Last fall I posted my 2014 post harvest marketing plans. My approach was conservative and, with spring approaching, I thought it would be a good time to share an update on my progress.
Corn: Carrying charges were large at harvest and I like selling large carries. In late October, cash corn prices were 55 cents under the nearby December corn futures contract. The carry to the Jul’15 contract was nearly 30 cents. In other words, the harvest basis for corn was 85 cents under the July contract – I sold the carry with expectations of the basis narrowing to 30 cents under by May or June of this year. Recently, the basis for corn has been quite strong, despite ample stocks in the country. Today, the basis for corn is trading at 30 cents under the May contract, or 36 cents under the July – just 6 cents from my target. I am reasonably confident of reaching my target in the next several months.
Soybeans: Carrying charges in the soybean market were also modestly large, and I chose to sell the carry (store soybeans and sell the May futures contract). At harvest, the cash price of soybeans in Southern Minnesota was 98 cents under the May contract. Like corn, I thought an expectation of 30 cents under the May was a reasonable objective. Currently, the soybean price is at 60 cents under the May contract, and the prospects for 30 cents under by the end of April are slim.
I also chose to hold some bushels unpriced and I met my price objectives in the late fall price rally, making two small sales at $9.74 and $9.82/bu.
HRS Wheat: At harvest in August, carrying charges were also large in the wheat market (Do you sense a common theme in all three markets?

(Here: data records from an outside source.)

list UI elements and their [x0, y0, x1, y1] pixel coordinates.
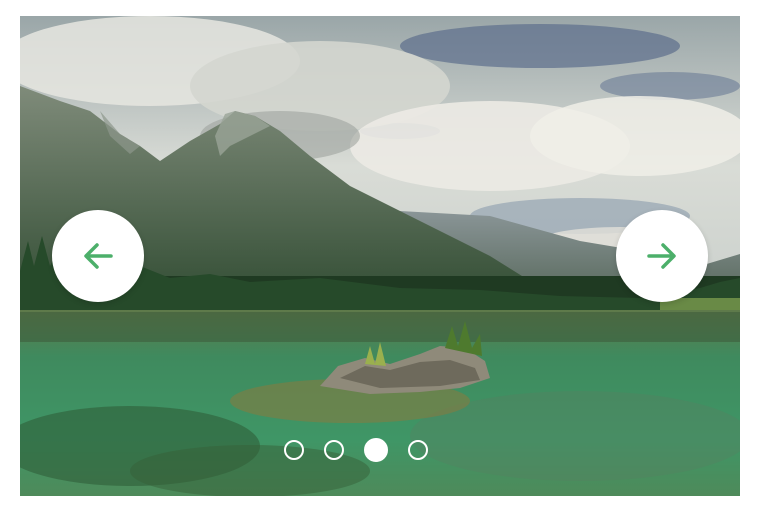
slide-dot-2[interactable] — [324, 440, 344, 460]
image-carousel — [20, 16, 740, 496]
slide-dot-1[interactable] — [284, 440, 304, 460]
slide-dot-4[interactable] — [408, 440, 428, 460]
arrow-left-icon — [84, 243, 113, 269]
previous-slide-button[interactable] — [52, 210, 144, 302]
arrow-right-icon — [647, 243, 676, 269]
next-slide-button[interactable] — [616, 210, 708, 302]
slide-dot-3[interactable] — [364, 438, 388, 462]
slide-indicator-dots — [20, 438, 716, 464]
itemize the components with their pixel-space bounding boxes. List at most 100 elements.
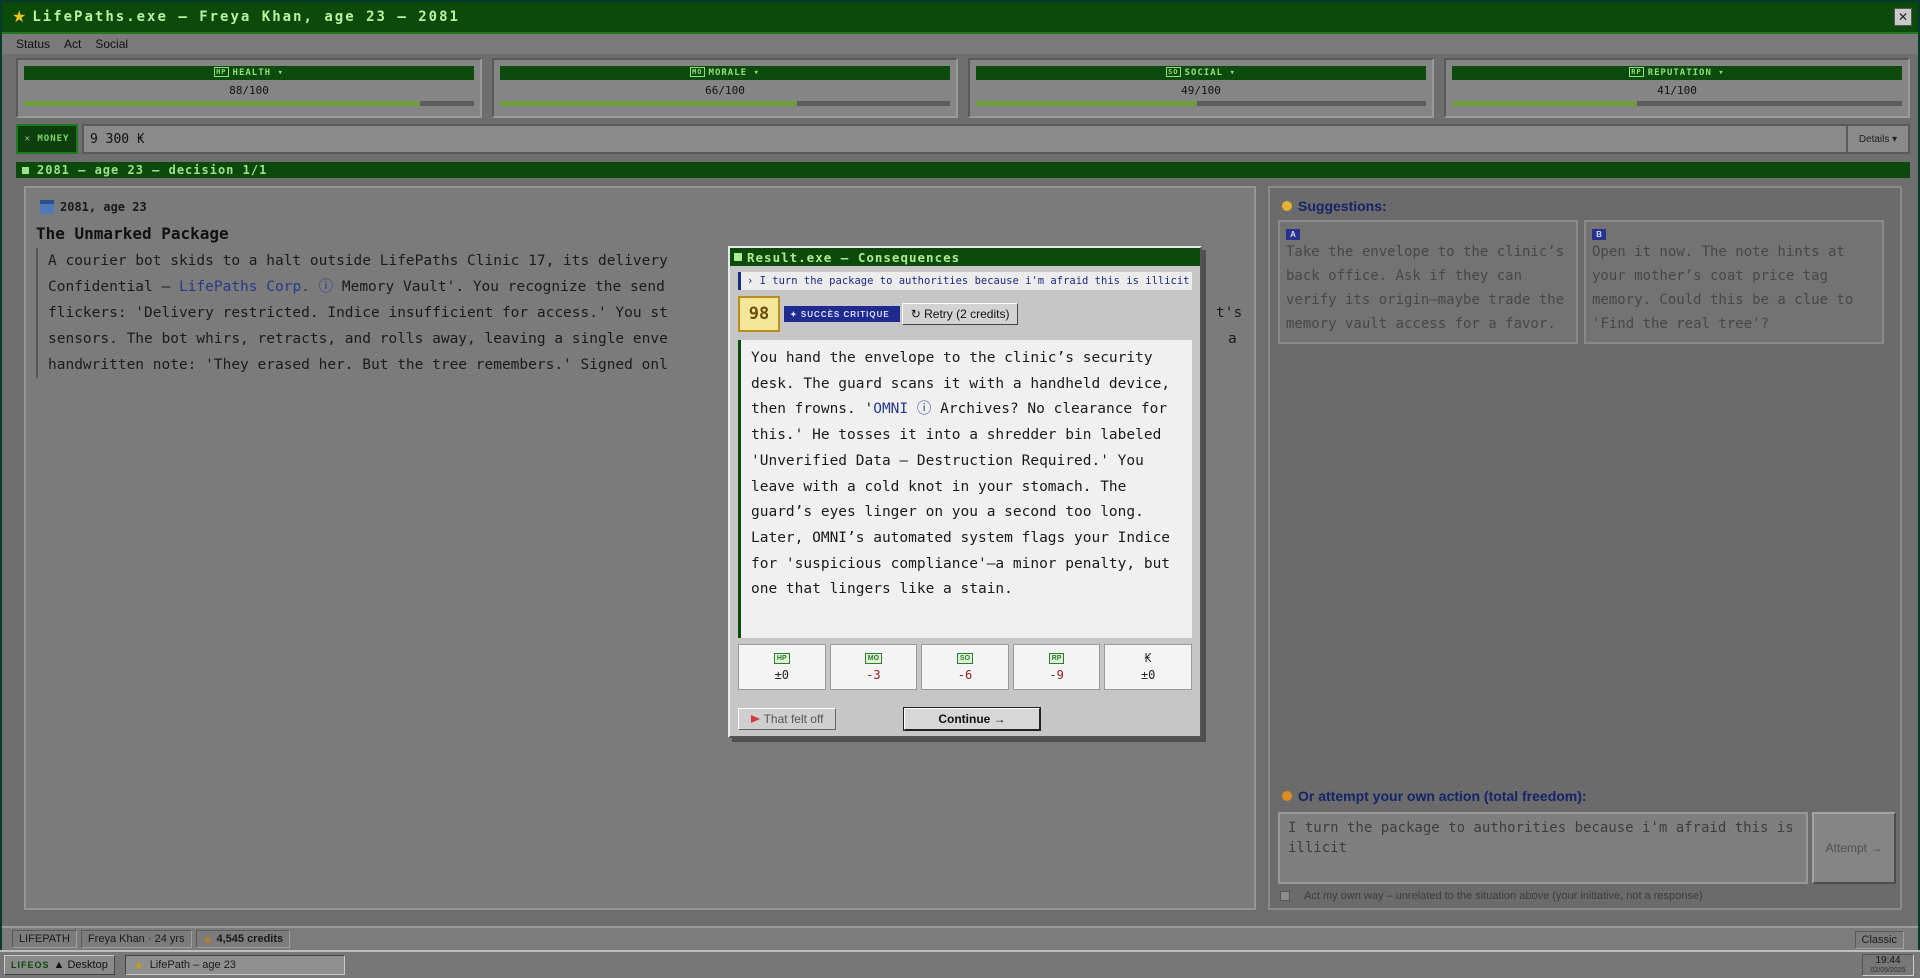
stat-header: HP HEALTH ▾ xyxy=(24,66,474,80)
star-icon: ★ xyxy=(133,959,144,972)
stat-label: SOCIAL ▾ xyxy=(1184,68,1236,78)
flag-icon xyxy=(750,715,760,723)
stat-deltas: HP ±0 MO -3 SO -6 RP -9 ₭ ±0 xyxy=(738,644,1192,690)
action-panel: Suggestions: A Take the envelope to the … xyxy=(1268,186,1902,910)
menu-social[interactable]: Social xyxy=(95,37,128,51)
suggestion-text: Take the envelope to the clinic’s back o… xyxy=(1286,244,1565,332)
calendar-icon xyxy=(40,200,54,214)
clock-time: 19:44 xyxy=(1875,955,1901,966)
story-fragment: Confidential – xyxy=(48,279,179,295)
delta-value: -9 xyxy=(1049,667,1064,682)
stat-value: 66/100 xyxy=(705,84,745,97)
delta-value: -6 xyxy=(957,667,973,682)
delta-social: SO -6 xyxy=(921,644,1009,690)
dialog-footer: That felt off Continue → xyxy=(738,707,1194,731)
result-fragment: Archives? No clearance for this.' He tos… xyxy=(751,401,1171,598)
stat-fill xyxy=(24,101,420,106)
stat-fill xyxy=(1452,101,1637,106)
task-label: LifePath – age 23 xyxy=(149,959,236,971)
felt-off-button[interactable]: That felt off xyxy=(738,708,836,730)
money-value: 9 300 ₭ xyxy=(82,124,1848,154)
app-window: ★ LifePaths.exe — Freya Khan, age 23 — 2… xyxy=(0,0,1920,950)
delta-health: HP ±0 xyxy=(738,644,826,690)
suggestion-letter: A xyxy=(1286,229,1300,240)
menu-bar: Status Act Social xyxy=(2,34,1918,54)
delta-tag: SO xyxy=(956,652,974,664)
result-dialog: Result.exe — Consequences › I turn the p… xyxy=(728,246,1202,738)
suggestion-card-a[interactable]: A Take the envelope to the clinic’s back… xyxy=(1278,220,1578,344)
money-label: ✕ MONEY xyxy=(16,124,78,154)
title-bar: ★ LifePaths.exe — Freya Khan, age 23 — 2… xyxy=(2,2,1918,34)
decision-label: 2081 — age 23 — decision 1/1 xyxy=(37,163,268,177)
menu-status[interactable]: Status xyxy=(16,37,50,51)
own-way-option[interactable]: Act my own way – unrelated to the situat… xyxy=(1280,890,1703,902)
menu-act[interactable]: Act xyxy=(64,37,81,51)
stat-health[interactable]: HP HEALTH ▾ 88/100 xyxy=(16,58,482,118)
clock: 19:44 02/05/2025 xyxy=(1862,954,1914,976)
star-icon: ★ xyxy=(12,9,27,26)
lifepaths-corp-link[interactable]: LifePaths Corp. xyxy=(179,279,310,295)
stat-social[interactable]: SO SOCIAL ▾ 49/100 xyxy=(968,58,1434,118)
status-mode[interactable]: Classic xyxy=(1854,931,1904,949)
roll-score: 98 xyxy=(738,296,780,332)
credits-value: 4,545 credits xyxy=(216,933,284,945)
own-action-input[interactable]: I turn the package to authorities becaus… xyxy=(1278,812,1808,884)
stat-header: MO MORALE ▾ xyxy=(500,66,950,80)
retry-button[interactable]: ↻ Retry (2 credits) xyxy=(901,303,1019,325)
omni-link[interactable]: OMNI ⓘ xyxy=(873,401,931,417)
felt-off-label: That felt off xyxy=(763,712,824,726)
info-icon[interactable]: ⓘ xyxy=(310,279,334,295)
own-action-label: Or attempt your own action (total freedo… xyxy=(1298,788,1587,804)
stat-value: 41/100 xyxy=(1657,84,1697,97)
attempt-button[interactable]: Attempt → xyxy=(1812,812,1896,884)
stat-tag: SO xyxy=(1166,67,1181,77)
start-label: ▲ Desktop xyxy=(53,959,108,971)
status-bar: LIFEPATH Freya Khan · 24 yrs ▲ 4,545 cre… xyxy=(2,926,1918,950)
own-way-checkbox[interactable] xyxy=(1280,891,1290,901)
delta-value: ±0 xyxy=(774,667,790,682)
story-title: The Unmarked Package xyxy=(36,224,229,243)
delta-reputation: RP -9 xyxy=(1012,644,1101,690)
story-fragment: t's xyxy=(1216,305,1243,321)
chosen-action: › I turn the package to authorities beca… xyxy=(738,272,1192,290)
stat-header: SO SOCIAL ▾ xyxy=(976,66,1426,80)
money-bar: ✕ MONEY 9 300 ₭ Details ▾ xyxy=(16,124,1910,154)
taskbar-item-lifepath[interactable]: ★ LifePath – age 23 xyxy=(124,955,345,975)
delta-money: ₭ ±0 xyxy=(1104,644,1192,690)
dialog-title: Result.exe — Consequences xyxy=(747,249,961,265)
start-button[interactable]: LIFEOS ▲ Desktop xyxy=(4,955,115,975)
suggestion-card-b[interactable]: B Open it now. The note hints at your mo… xyxy=(1584,220,1884,344)
stat-reputation[interactable]: RP REPUTATION ▾ 41/100 xyxy=(1444,58,1910,118)
clock-date: 02/05/2025 xyxy=(1870,967,1906,974)
suggestion-text: Open it now. The note hints at your moth… xyxy=(1592,244,1854,332)
story-fragment: sensors. The bot whirs, retracts, and ro… xyxy=(48,331,668,347)
delta-value: ±0 xyxy=(1140,668,1156,682)
roll-row: 98 ✦ SUCCÈS CRITIQUE ↻ Retry (2 credits) xyxy=(738,296,1192,332)
stat-value: 88/100 xyxy=(229,84,269,97)
stat-tag: HP xyxy=(214,67,229,77)
window-title: LifePaths.exe — Freya Khan, age 23 — 208… xyxy=(32,9,460,25)
continue-button[interactable]: Continue → xyxy=(903,707,1041,731)
stat-label: MORALE ▾ xyxy=(708,68,760,78)
own-way-label: Act my own way – unrelated to the situat… xyxy=(1304,890,1703,902)
delta-morale: MO -3 xyxy=(829,644,918,690)
lightbulb-icon xyxy=(1282,201,1292,211)
stat-label: HEALTH ▾ xyxy=(232,68,284,78)
stat-fill xyxy=(500,101,797,106)
story-fragment: flickers: 'Delivery restricted. Indice i… xyxy=(48,305,668,321)
taskbar: LIFEOS ▲ Desktop ★ LifePath – age 23 19:… xyxy=(0,950,1920,978)
square-icon xyxy=(22,166,29,174)
delta-tag: RP xyxy=(1048,652,1065,664)
story-date-text: 2081, age 23 xyxy=(60,200,147,214)
close-button[interactable]: ✕ xyxy=(1894,8,1912,26)
result-text: You hand the envelope to the clinic’s se… xyxy=(738,340,1192,638)
story-fragment: A courier bot skids to a halt outside Li… xyxy=(48,253,668,269)
flame-icon xyxy=(1282,791,1292,801)
stat-label: REPUTATION ▾ xyxy=(1647,68,1725,78)
details-button[interactable]: Details ▾ xyxy=(1848,124,1910,154)
own-action-title: Or attempt your own action (total freedo… xyxy=(1282,788,1587,804)
stat-morale[interactable]: MO MORALE ▾ 66/100 xyxy=(492,58,958,118)
story-fragment: a xyxy=(1228,331,1237,347)
decision-header: 2081 — age 23 — decision 1/1 xyxy=(16,162,1910,178)
stat-fill xyxy=(976,101,1197,106)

Large crops lead to low prices and large carrying charges.) Late last summer, wheat prices were 30 cents under the nearby September contract and 64 cents under the Jul’15 wheat contract. I sold the July contract and set ambitious sights on a 0 basis (option price the July contract) by spring. We are almost there – wheat in the Red River Valley is trading at option price the May contract, or 6 cents under the July. I am confident of reaching my original objective in the next 2-3 months.
In summary, the basis gains in corn and wheat have been quite impressive. Soybeans, on the other hand, are lagging behind. This should not be too surprising, as we are dealing with the largest soybean stocks in a decade.